Our Moratoria Story Makes Master Resource Blog - Tony Palmer Seeks Alignment With All Producers

Master Resource by Dave Harbour.  At the NARUC Winter Meeting in Washington D.C. last week, a Study Group composed of regulatory commissioners, consultants, government and university economists, and non-profit association sponsors released their energy research report: ANALYSIS OF THE SOCIAL, ECONOMIC AND ENVIRONMENTAL EFFECTS OF MAINTAINING OIL AND GAS EXPLORATION AND PRODUCTION MORATORIA ON AND BENEATH FEDERAL LANDS.  (See our earlier NGP Moratoria Stories herehere, and here.)  (Assessment of the Combined Relative Impacts of Maintaining Moratoria and Increased Domestic Onshore and Offshore Oil and Gas Resource Estimates).   *   Related PNA story on Moratoria Study by Alan Bailey (NGP Photo).  Research downloads Here.  Go here to review significant, national media coverage.

 

Tony Palmer Addresses Alliance

Report and Commentary by

Dave Harbour

 

Yesterday, TransCanada's Vice President of Alaska Development, Tony Palmer (NGP Photo), told Alaska Support Industry Alliance (Alliance) members that his company's gas pipeline contract with the State of Alaska included, "significant risks and significant benefits".  View his slides, here.

 

The contract to which he referred arises from legislation known as AGIA, the Alaska Gasline Inducement Act, which provides TransCanada with financial "inducement" (Sec. 43.90.110) and other benefits in preparing its application to the Federal Energy Regulatory Commission for a certificate of public convenience and necessity to own and operate an interstate, Alaska natural gas pipeline.  AGIA is also replete with requirements to be met by the licensee, TransCanada.

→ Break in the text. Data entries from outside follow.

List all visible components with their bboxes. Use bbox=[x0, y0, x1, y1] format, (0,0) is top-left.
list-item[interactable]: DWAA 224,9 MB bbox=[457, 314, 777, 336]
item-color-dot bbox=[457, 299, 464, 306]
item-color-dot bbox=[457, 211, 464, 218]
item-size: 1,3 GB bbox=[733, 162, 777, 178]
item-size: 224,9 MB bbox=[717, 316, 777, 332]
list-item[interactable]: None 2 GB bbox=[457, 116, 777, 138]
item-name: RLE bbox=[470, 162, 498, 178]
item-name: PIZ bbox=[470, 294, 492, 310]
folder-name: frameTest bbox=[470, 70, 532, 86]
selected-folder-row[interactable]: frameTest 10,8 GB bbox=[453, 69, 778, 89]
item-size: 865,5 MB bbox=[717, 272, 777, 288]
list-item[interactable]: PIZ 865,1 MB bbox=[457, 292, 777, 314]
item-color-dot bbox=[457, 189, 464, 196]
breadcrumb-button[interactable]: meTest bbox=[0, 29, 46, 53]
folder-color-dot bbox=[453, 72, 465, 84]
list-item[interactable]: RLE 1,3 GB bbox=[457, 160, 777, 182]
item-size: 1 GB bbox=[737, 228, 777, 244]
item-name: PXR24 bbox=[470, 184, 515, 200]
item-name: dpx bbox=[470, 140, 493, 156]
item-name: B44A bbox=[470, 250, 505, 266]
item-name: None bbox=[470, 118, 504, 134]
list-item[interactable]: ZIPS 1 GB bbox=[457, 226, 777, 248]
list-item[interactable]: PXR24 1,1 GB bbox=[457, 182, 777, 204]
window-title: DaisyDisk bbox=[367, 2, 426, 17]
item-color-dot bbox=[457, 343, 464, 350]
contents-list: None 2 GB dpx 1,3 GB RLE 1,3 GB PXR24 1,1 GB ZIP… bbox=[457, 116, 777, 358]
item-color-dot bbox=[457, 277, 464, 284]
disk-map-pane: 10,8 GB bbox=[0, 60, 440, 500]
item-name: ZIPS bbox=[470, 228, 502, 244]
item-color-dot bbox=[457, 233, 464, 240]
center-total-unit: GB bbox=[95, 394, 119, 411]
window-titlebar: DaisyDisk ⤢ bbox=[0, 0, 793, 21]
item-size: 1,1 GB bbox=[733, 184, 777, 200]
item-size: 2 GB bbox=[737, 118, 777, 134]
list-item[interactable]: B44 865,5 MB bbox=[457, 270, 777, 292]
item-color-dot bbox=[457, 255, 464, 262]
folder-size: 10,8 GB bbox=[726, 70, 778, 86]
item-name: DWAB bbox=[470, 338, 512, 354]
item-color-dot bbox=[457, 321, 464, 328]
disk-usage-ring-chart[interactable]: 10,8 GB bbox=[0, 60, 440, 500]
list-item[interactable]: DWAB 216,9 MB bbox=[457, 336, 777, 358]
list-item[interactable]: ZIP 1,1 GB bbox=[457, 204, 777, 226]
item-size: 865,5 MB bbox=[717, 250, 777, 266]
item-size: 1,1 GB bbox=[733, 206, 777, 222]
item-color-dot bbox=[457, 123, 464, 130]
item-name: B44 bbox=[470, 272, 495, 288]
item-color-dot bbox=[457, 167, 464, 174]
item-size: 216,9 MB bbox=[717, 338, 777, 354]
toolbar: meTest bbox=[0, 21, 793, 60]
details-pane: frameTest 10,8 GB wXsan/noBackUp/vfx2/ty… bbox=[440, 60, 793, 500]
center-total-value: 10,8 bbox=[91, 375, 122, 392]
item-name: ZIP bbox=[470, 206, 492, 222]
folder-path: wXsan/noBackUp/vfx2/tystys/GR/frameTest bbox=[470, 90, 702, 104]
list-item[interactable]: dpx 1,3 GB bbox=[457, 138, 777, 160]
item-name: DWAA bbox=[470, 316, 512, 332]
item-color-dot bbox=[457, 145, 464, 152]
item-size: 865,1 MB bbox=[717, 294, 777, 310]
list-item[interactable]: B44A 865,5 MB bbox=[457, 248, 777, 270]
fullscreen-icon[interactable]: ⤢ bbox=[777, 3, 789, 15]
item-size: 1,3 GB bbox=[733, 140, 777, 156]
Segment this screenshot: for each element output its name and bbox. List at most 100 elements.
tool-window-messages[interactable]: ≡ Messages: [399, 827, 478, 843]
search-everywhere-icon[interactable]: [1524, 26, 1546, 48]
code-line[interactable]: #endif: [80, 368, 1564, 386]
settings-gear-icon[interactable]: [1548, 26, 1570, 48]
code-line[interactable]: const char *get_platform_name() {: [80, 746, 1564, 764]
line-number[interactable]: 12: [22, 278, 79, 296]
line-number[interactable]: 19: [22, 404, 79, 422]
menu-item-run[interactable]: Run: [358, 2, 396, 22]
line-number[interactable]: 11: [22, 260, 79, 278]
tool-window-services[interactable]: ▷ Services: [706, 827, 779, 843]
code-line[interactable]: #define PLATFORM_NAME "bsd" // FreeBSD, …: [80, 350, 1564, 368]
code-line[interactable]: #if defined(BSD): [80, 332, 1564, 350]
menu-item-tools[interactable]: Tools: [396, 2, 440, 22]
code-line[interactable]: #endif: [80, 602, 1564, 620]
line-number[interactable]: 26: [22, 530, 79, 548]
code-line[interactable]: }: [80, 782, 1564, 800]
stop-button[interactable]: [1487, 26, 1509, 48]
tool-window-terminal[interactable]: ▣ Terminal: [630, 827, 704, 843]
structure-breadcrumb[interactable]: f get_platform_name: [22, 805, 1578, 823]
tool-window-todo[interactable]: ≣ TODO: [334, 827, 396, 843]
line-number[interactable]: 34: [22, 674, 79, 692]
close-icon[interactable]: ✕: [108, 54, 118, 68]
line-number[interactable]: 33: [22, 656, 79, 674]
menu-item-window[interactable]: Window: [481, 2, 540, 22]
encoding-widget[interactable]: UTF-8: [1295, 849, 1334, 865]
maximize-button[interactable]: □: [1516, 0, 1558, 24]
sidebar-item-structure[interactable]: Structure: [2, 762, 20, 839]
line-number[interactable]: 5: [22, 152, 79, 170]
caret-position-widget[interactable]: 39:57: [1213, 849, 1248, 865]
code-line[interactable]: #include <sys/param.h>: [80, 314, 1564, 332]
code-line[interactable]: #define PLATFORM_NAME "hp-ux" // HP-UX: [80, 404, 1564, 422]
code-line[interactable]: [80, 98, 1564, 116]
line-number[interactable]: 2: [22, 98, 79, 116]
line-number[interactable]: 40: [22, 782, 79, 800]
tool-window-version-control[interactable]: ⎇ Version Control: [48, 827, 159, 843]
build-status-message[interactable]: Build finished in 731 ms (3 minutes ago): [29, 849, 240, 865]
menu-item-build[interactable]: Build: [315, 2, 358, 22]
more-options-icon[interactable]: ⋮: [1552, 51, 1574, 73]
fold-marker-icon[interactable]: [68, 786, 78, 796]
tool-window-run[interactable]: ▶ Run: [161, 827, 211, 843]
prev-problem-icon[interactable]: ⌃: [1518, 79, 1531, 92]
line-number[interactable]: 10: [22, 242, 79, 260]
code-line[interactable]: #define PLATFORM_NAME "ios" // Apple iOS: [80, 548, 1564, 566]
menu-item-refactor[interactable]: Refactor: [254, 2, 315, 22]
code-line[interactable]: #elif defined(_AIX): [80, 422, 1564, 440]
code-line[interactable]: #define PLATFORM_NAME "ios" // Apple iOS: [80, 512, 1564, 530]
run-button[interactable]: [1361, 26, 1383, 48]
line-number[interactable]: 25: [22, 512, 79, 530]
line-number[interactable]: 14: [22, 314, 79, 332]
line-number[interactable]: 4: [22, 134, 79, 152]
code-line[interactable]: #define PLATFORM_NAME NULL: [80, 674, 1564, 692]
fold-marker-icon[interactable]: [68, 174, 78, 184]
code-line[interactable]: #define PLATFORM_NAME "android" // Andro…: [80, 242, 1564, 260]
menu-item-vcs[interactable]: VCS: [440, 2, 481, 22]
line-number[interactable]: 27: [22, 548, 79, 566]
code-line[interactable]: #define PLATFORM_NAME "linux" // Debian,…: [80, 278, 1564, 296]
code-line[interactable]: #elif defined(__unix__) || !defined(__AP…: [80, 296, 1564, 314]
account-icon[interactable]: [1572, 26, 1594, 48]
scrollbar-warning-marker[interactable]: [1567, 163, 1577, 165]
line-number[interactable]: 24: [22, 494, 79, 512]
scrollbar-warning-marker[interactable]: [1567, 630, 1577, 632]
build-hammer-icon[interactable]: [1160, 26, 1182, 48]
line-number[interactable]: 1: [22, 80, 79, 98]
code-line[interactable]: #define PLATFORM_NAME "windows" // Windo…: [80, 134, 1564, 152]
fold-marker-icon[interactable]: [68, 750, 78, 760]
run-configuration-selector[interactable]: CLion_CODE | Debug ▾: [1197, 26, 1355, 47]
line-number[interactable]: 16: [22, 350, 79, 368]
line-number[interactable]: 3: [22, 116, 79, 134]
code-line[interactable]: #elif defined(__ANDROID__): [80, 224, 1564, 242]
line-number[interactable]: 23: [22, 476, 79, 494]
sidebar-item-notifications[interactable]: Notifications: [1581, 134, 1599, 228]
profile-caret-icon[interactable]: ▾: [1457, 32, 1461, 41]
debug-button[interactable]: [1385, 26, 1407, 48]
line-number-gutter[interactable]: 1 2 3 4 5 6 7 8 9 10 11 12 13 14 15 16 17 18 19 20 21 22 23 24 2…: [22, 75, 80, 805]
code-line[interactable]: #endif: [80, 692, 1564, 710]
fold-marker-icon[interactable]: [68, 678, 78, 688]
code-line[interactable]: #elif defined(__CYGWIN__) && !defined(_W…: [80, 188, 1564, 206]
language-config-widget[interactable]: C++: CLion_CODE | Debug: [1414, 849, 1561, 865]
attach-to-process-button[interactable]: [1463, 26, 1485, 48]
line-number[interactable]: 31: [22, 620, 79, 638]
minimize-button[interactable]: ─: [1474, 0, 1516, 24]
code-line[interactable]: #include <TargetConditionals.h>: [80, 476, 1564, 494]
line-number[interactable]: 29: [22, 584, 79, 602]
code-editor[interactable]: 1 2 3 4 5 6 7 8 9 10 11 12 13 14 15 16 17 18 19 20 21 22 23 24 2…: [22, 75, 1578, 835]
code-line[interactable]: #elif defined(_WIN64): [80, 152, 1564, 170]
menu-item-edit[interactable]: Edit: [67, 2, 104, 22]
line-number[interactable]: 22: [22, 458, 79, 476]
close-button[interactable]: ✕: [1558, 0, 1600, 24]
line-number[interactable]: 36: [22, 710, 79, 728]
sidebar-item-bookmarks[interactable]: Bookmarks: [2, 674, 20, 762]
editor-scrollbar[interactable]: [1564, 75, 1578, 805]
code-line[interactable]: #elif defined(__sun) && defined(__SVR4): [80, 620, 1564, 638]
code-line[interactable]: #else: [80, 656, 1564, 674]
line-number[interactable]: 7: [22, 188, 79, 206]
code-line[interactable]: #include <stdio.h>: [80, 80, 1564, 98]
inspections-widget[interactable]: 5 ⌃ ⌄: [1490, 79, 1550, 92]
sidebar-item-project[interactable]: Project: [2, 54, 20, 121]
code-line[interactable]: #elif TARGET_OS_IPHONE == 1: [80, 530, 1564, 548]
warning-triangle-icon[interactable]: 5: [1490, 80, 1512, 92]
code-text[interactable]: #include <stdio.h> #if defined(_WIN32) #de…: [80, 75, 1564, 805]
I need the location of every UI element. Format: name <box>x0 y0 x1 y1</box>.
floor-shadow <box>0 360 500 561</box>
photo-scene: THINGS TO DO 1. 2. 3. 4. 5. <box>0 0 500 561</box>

In answer to my question as to whether TransCanada would be willing to immunize the State against the treble damages clause (Sec. 43.90.440) included in the contract, in conjunction with construction of an in-state 'bullet line' to Southcentral Alaska, Palmer said it would not.  He said the parties entered into the contract in good faith and if one party wishes to terminate the contract there are provisions within the contract for doing so. 

Note: a few days later in Calgary, Palmer said, ""We believe the best and most effective way to bring the project forward is in the alignment of five key parties: the state of Alaska, the three major North Slope producers and TransCanada," said Tony Palmer, TransCanada's vice-president of Alaska development."    *    New Brunswick Business Journal (CP) by Lauren Krugel.  Tony Palmer, TransCanada's vice-president of Alaska development, said having government and industry on the same page for a project of this scale is critical.  "... knowing the rules of the game is always important," he told reporters at the conference.  ... "We're pleased today that we are aligned - ExxonMobil, TransCanada and the state of Alaska. We do believe that the best way to advance the project is to align BP and Conoco with us as well," he said.

Meanwhile, today Rena Delbridge of the Alaska Dispatch reports that, "With a large-diameter gas pipeline uncertain and years out, some lawmakers want to put an in-state natural gas pipeline on the fast track by turning plans over to the Alaska Railroad.    While a huge pipeline such as TransCanada is proposing could link Alaska's natural gas with North American markets, flow is still a decade away, and only if major hurdles are overcome."  Though details associated with such an in-state effort may not be sufficient to trigger the treble damages clause of the AGIA contract, such effort could give rise to arguable ambiguity and allegations of contract violation.  There is not question about the honorable and diligent effort TransCanada has brought to its obligations under AGIA.  But the intensity and chaos emanating from Juneau surrounding state spending, saving, gas pipeline, tax issues should be sufficient to keep TransCanada as alert to mischief--in this election year--as North Slope producers and Southeast Cruise line operators must be.  After all, unpredictability of government action is one of the very worst deterrents to investment and I believe no one would dispute that Alaska has become in the last several years one of the most unpredictable investment climates anywhere.